New York University Environmental Law Journal
- Discipline: Environmental law
- Language: English
- Edited by: Bridget Pals

Publication details
- History: 1992-present
- Publisher: New York University School of Law
- Frequency: Triannually

Standard abbreviations
- Bluebook: N.Y.U. Env't L.J.
- ISO 4: N. Y. Univ. Environ. Law J.

Indexing
- ISSN: 1061-8651
- LCCN: 93648815
- OCLC no.: 25484826

Links
- Journal homepage;

= New York University Environmental Law Journal =

The New York University Environmental Law Journal is a student-run law review published at the New York University School of Law. The journal primarily publishes articles and notes that discuss topics involving environmental law, land-use law, and other related disciplines.

== History==
The journal was founded in 1991 by student members of the Environmental Law Society at the New York University School of Law and the first issue was published in 1992. However, New York University School of Law Dean John Sexton noted that the roots of the journal could be traced back as far as 1986, when members of the Environmental Law Society began publishing the ELS Newsletter. In the inaugural issue, the founding editors wrote that they hoped the journal would serve as "one vehicle in the broad quest to promote environmental protection."

==Overview==
The New York University Environmental Law Journal is one of ten student-run journals published at the New York University School of Law.

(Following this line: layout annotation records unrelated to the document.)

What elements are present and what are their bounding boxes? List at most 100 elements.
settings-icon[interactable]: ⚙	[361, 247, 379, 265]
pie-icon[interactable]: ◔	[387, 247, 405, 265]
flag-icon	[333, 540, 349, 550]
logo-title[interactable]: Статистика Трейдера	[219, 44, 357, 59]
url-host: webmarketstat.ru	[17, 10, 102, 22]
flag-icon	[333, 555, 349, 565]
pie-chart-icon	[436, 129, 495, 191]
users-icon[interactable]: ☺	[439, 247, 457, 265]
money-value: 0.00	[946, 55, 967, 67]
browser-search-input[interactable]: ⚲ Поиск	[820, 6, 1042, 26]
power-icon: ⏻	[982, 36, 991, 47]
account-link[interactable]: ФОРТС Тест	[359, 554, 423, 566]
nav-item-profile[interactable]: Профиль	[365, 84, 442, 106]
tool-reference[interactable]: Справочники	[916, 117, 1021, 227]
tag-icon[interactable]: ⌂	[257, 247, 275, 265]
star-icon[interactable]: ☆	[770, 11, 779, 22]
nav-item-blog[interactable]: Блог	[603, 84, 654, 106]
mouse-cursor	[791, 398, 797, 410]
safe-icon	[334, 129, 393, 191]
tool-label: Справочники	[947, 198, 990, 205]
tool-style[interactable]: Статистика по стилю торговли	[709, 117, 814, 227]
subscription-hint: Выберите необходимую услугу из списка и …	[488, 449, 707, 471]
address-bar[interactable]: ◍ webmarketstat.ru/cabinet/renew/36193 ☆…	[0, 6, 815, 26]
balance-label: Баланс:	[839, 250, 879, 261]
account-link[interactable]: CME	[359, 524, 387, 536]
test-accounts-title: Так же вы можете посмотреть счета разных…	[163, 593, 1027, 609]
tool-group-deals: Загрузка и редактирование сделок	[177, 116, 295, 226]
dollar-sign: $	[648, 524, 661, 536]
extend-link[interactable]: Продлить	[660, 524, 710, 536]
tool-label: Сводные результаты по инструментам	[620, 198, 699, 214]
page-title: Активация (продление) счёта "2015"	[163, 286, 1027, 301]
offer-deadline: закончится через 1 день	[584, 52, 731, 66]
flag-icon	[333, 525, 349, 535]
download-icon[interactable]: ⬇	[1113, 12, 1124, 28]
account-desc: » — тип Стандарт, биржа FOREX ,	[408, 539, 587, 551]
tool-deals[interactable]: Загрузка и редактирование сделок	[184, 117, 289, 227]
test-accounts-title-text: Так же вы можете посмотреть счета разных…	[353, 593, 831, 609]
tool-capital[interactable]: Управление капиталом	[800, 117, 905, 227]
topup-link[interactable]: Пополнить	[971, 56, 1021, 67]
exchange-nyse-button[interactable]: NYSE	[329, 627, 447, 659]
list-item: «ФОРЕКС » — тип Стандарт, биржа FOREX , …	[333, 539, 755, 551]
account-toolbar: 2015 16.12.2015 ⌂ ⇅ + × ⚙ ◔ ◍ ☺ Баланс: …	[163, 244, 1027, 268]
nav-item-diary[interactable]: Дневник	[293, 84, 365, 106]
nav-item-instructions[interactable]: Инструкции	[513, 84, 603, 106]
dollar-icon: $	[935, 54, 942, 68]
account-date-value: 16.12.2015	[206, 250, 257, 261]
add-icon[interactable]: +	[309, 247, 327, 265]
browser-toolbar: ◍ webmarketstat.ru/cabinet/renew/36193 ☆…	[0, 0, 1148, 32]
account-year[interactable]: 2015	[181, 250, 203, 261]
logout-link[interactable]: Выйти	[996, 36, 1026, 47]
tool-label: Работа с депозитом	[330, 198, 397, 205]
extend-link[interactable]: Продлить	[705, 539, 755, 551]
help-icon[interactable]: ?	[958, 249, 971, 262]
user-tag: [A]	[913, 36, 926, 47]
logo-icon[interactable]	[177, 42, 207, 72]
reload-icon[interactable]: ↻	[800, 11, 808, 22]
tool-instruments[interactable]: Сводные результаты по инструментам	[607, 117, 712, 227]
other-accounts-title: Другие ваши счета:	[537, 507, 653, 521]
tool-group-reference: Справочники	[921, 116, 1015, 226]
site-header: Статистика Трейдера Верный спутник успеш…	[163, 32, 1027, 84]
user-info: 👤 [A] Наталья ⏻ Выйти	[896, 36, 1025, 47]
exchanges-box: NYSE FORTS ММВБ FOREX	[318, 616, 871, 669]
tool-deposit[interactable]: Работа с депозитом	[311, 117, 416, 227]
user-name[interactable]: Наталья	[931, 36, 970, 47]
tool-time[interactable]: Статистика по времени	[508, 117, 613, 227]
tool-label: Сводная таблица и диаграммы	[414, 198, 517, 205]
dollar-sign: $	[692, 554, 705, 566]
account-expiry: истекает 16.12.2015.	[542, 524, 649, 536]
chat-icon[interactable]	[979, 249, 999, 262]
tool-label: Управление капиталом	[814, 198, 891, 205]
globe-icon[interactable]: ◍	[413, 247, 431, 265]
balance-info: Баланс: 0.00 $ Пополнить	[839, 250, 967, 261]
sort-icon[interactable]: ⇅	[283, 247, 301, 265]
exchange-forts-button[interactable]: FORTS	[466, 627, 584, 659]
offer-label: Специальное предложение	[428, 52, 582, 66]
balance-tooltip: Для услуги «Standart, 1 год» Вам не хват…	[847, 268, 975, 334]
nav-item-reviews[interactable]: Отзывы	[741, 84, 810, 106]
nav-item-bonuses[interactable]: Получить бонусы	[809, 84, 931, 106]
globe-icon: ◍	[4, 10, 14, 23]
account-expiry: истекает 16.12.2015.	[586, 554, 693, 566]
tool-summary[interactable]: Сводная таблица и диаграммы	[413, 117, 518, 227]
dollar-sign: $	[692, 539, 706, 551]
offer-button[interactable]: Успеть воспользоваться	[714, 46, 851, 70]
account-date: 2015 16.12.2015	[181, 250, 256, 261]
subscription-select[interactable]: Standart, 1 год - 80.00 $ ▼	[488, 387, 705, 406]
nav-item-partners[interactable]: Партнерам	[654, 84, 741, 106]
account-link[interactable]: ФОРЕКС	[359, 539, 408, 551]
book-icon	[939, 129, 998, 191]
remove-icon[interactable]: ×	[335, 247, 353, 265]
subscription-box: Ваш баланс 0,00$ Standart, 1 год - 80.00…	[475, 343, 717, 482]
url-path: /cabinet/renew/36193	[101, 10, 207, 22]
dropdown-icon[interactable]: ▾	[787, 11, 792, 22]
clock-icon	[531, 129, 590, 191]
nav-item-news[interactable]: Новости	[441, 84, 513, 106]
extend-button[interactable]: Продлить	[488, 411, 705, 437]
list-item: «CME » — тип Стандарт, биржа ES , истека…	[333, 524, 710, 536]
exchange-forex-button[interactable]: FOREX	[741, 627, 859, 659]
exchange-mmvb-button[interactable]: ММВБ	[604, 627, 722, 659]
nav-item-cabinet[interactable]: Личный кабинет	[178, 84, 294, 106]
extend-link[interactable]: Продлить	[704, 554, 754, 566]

The journal publishes scholarship relating to the "links between environmental and land use policy as well as administrative, corporate, constitutional, criminal, energy, insurance, international, property, tax, and tort law." In addition to its usual selection of articles and notes, the journal has also published articles relating to environmental law symposia hosted by the journal and the New York University School of Law.

==Impact==
In 2016, Washington and Lee University's Law Journal Rankings placed the journal among the top ten environmental, natural resources, and land use law journals with the highest impact factor. Articles published in the journal have been cited by the First, Third, Ninth, and District of Columbia Circuit Courts of Appeals. State supreme courts have also cited articles from the journal. Articles also appear in many legal treatises, including American Jurisprudence and American Law Reports.

== Abstracting and indexing ==
The journal is abstracted or indexed in EBSCO databases, HeinOnline, LexisNexis, Westlaw, and the University of Washington's Current Index to Legal Periodicals. Tables of contents are also available through Infotrieve and Ingenta, and the journal posts past issues on its website.